Arrest van het Hof Arnhem-Leeuwarden over zwangerschapsdiscriminatie Is de zwangere vrouw het kind van de rekening | Cleerdin & Hamer Advocaten

Arrest van het Hof Arnhem-Leeuwarden over zwangerschapsdiscriminatie: Is de (zwangere) vrouw het kind van de rekening?

5 maart 2025

Maart is de Internationale Maand van de Vrouwen in de Geschiedenis en op 8 maart is het Internationale Vrouwendag. Een mooie aanleiding om na te gaan of de vrouwenrechten in de rechtspraak voldoende worden beschermd. Recentelijk heeft het Hof Arnhem-Leeuwarden namelijk arrest gewezen in een zaak over de vraag of er bij het niet verlengen van een tijdelijke arbeidsovereenkomst sprake was van verboden onderscheid op grond van geslacht.
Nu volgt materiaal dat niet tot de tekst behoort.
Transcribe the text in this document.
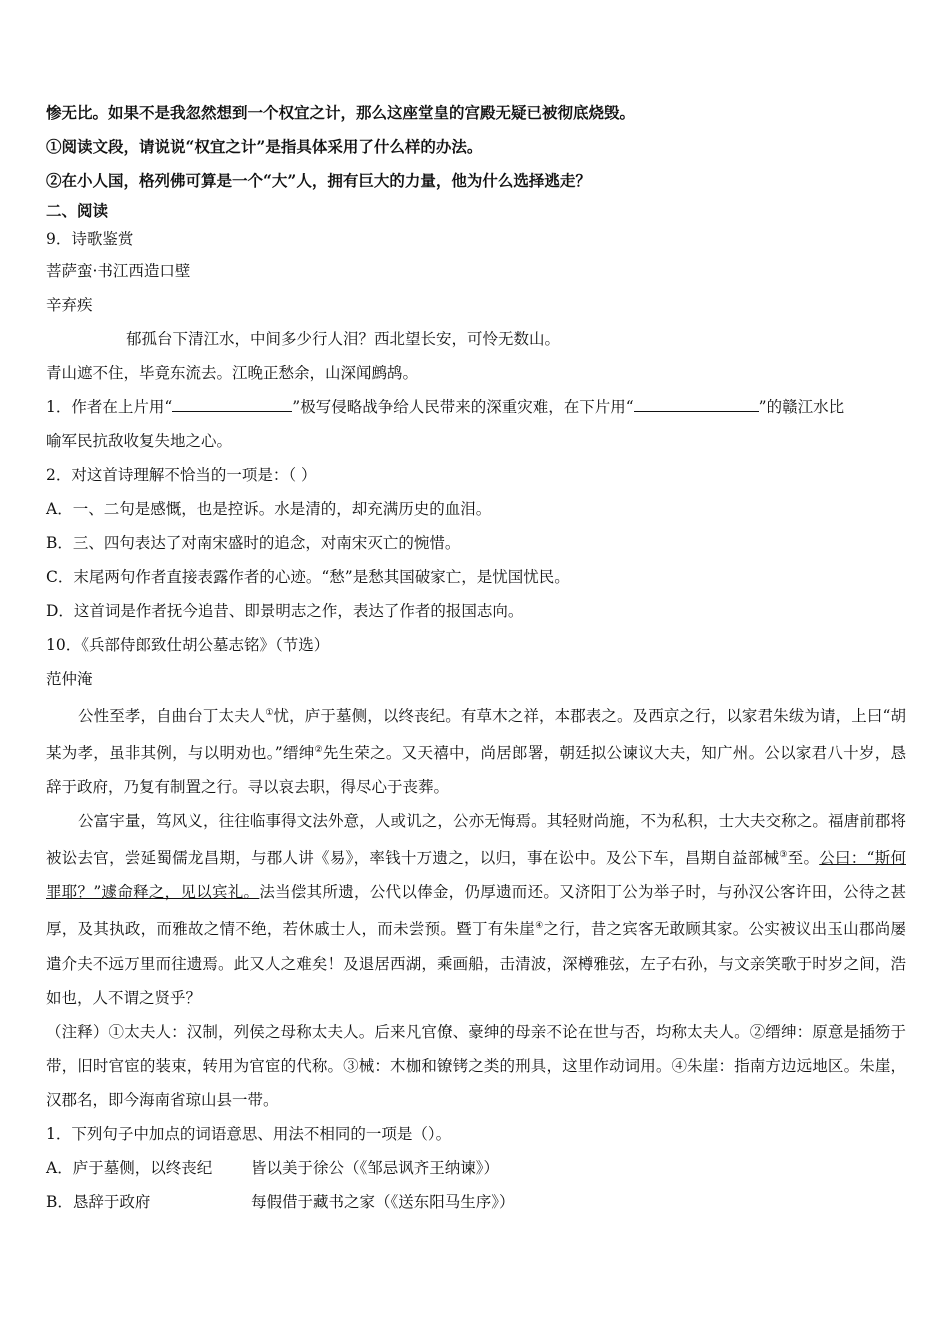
惨无比。如果不是我忽然想到一个权宜之计，那么这座堂皇的宫殿无疑已被彻底烧毁。
①阅读文段，请说说“权宜之计”是指具体采用了什么样的办法。
②在小人国，格列佛可算是一个“大”人，拥有巨大的力量，他为什么选择逃走？
二、阅读
9．诗歌鉴赏
菩萨蛮·书江西造口壁
辛弃疾
郁孤台下清江水，中间多少行人泪？西北望长安，可怜无数山。
青山遮不住，毕竟东流去。江晚正愁余，山深闻鹧鸪。
1．作者在上片用“	”极写侵略战争给人民带来的深重灾难，在下片用“	”的赣江水比
喻军民抗敌收复失地之心。
2．对这首诗理解不恰当的一项是：（ ）
A．一、二句是感慨，也是控诉。水是清的，却充满历史的血泪。
B．三、四句表达了对南宋盛时的追念，对南宋灭亡的惋惜。
C．末尾两句作者直接表露作者的心迹。“愁”是愁其国破家亡，是忧国忧民。
D．这首词是作者抚今追昔、即景明志之作，表达了作者的报国志向。
10．《兵部侍郎致仕胡公墓志铭》（节选）
范仲淹
公性至孝，自曲台丁太夫人①忧，庐于墓侧，以终丧纪。有草木之祥，本郡表之。及西京之行，以家君朱绂为请，上曰“胡某为孝，虽非其例，与以明劝也。”缙绅②先生荣之。又天禧中，尚居郎署，朝廷拟公谏议大夫，知广州。公以家君八十岁，恳辞于政府，乃复有制置之行。寻以哀去职，得尽心于丧葬。
公富宇量，笃风义，往往临事得文法外意，人或讥之，公亦无悔焉。其轻财尚施，不为私积，士大夫交称之。福唐前郡将被讼去官，尝延蜀儒龙昌期，与郡人讲《易》，率钱十万遗之，以归，事在讼中。及公下车，昌期自益部械③至。公曰：“斯何罪耶？”遽命释之，见以宾礼。法当偿其所遗，公代以俸金，仍厚遗而还。又济阳丁公为举子时，与孙汉公客许田，公待之甚厚，及其执政，而雅故之情不绝，若休戚士人，而未尝预。暨丁有朱崖④之行，昔之宾客无敢顾其家。公实被议出玉山郡尚屡遣介夫不远万里而往遗焉。此又人之难矣！及退居西湖，乘画船，击清波，深樽雅弦，左子右孙，与文亲笑歌于时岁之间，浩如也，人不谓之贤乎？
（注释）①太夫人：汉制，列侯之母称太夫人。后来凡官僚、豪绅的母亲不论在世与否，均称太夫人。②缙绅：原意是插笏于带，旧时官宦的装束，转用为官宦的代称。③械：木枷和镣铐之类的刑具，这里作动词用。④朱崖：指南方边远地区。朱崖，汉郡名，即今海南省琼山县一带。
1．下列句子中加点的词语意思、用法不相同的一项是（）。
A．庐于墓侧，以终丧纪	皆以美于徐公（《邹忌讽齐王纳谏》）
B．恳辞于政府	每假借于藏书之家（《送东阳马生序》）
Voordat op deze uitspraak wordt ingegaan, wordt eerst nog even (in algemene zin) kort stilgestaan bij discriminatie op de werkvloer op basis van geslacht (bijvoorbeeld vanwege zwangerschap of jong moederschap) en de uitgevoerde onderzoeken van het College voor de Rechten van de Mens.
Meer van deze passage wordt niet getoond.